Bryan expressed her gratitude to the Cove Scottish Rite Club for thinking of her department.
“Y’all are the ones that help keep us going for these kids so we just can’t thank you enough,” Bryan said. “You’ll never know how many lives and hearts you’ve touched.”
Since the COVID-19 pandemic started and schools closed, the CCISD Child Nutrition Department has been providing breakfast and lunch to-go for all children 18 and under, and even implemented what they call “Five-Packs”, which included meals for Saturday and Sunday as well.
“It’s a lot of hard work, and we’ve had to completely reinvent our distribution method because now we’re doing more grab and go and finding ways because packaging is hard [to find] because every state in the nation’s school districts are doing this now, and finding ways to cook and package and wrap and be creative and so this money definitely goes to a lot of the kids here,” Bryan said.
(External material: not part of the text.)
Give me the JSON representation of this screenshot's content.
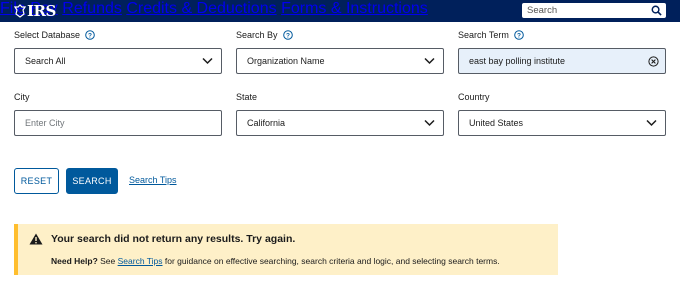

Prior to the pandemic, the district was feeding students universal breakfast and had a policy against pulling trays from students at the elementary and junior high levels.
“So, whether they have money in their account or not, they come through, they get the hot meal that’s served on the menu that day,” Bryan said. “We don’t pull the tray. We don’t give them a separate alternate sack lunch, but we do allow them to go into the negative a little bit, and so that would be a hardship. If we can collect that negative from the parent before the end of the year, great. If we can’t, then we don’t go ask the parent for that money because obviously the family is having a hardship.”
The Angel fund is what is in place to help the families unable to pay their child’s lunch balance.
At the high school level, if a student does not have money in their account, they are given the option of a Smuckers “Uncrustables” peanut butter and jelly sandwich with fruit and milk or a homemade lunchable. These items are also sold a la carte which allows the student to have some privacy regarding their account status. Bryan added that the high school sells about 150 of the peanut butter sandwiches a day.
“For the last two years, we’re probably the only [ district] in Texas that has not made alternate meals or taken food at the high school level for those kids,” Bryan explained.
The department gets reimbursed by the government for each reimbursable meal it serves that meets USDA requirements.
During the pandemic, the district is still receiving reimbursements and having to meet requirements but has been given several waivers by the USDA that allow the district to do its grab and go form of distribution.
“We’re still paying all of our stuff, but our accounts have dropped so low, we’re really going to be upside down, but here’s the good thing- the kids are getting fed, and every child nutrition department in the nation is going to be upside down because they’re all facing the same exact issue that we are,” Bryan said.
The department also stepped up and cooked every meal that was delivered to senior citizens through the Cove Cares program for seven weeks, cooking upwards of 500 meals per day for just these senior citizens, in addition to the meals prepared for students.
“This has been a very rewarding time,” Bryan said. “Our Child Nutrition staff have busted their butts in the way that we jumped back in here and just went non-stop, but that’s just the way that the staff is. They’re going to do it for the kids no matter what.”